Os efeitos secundários após a vacinação são, em geral, esperados. Na verdade, são a prova de que o sistema imunitário está preparando uma resposta e que assim estará melhor preparado para combater uma infeção se o corpo entrar em contato com o vírus. Assim, é provável que a segunda dose da vacina tenha efeitos secundários mais fortes, uma vez que esta traz consigo o impacto da primeira dose.

Com a segunda injeção, o nosso sistema imunitário já reconhece o “ataque” e começa a levá-lo ainda mais a sério. Este ato de repetição do nosso corpo, por muito desconfortável que possa ser – com febre, dores de cabeça ou arrepios – é sinal que este está a solidificar as suas defesas contra o vírus da Covid-19.
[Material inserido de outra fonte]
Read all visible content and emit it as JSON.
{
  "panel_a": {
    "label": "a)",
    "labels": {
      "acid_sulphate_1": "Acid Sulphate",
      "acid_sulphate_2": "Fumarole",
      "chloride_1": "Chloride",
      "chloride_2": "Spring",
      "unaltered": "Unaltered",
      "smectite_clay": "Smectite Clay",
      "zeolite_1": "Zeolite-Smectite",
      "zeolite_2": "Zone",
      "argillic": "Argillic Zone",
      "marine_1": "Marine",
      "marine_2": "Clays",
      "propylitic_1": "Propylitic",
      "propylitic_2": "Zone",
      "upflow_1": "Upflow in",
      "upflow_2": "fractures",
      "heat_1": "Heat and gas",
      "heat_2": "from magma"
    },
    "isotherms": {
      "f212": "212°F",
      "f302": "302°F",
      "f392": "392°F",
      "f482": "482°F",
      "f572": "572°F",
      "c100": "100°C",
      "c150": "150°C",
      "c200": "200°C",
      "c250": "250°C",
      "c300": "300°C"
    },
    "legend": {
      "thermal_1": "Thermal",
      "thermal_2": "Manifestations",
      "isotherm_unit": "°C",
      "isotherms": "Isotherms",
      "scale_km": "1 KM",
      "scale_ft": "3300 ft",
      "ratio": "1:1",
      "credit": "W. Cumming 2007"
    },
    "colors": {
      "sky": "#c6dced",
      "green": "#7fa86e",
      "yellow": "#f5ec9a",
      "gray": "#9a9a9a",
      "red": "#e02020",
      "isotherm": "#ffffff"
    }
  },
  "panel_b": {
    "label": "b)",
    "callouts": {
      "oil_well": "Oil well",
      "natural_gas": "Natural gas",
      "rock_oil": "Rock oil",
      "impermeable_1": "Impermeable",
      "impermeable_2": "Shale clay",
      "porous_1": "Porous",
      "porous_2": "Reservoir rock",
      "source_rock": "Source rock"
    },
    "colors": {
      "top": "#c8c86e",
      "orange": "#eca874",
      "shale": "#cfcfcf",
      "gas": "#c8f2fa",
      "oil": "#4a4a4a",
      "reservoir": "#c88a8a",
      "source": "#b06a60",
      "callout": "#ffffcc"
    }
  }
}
Assim, há que ter em conta que este segundo ataque mais violento é bom sinal – significa que o sistema imunitário está respondendo devidamente, ao memorizar as características do pico de proteína do coronavírus. Essa é também a razão pela qual uma segunda dose é tão importante, explicou a imunologista Mark Slifka à revista The Atlantic: “Apesar de a primeira dose estimular a imunidade do sistema, a segunda injeção relembra as células B e T de que a ameaça do coronavírus não deve ser tratada de forma leve, assegurando uma reposta rápida e forte dos agentes de imunidade em futuras ocasiões.”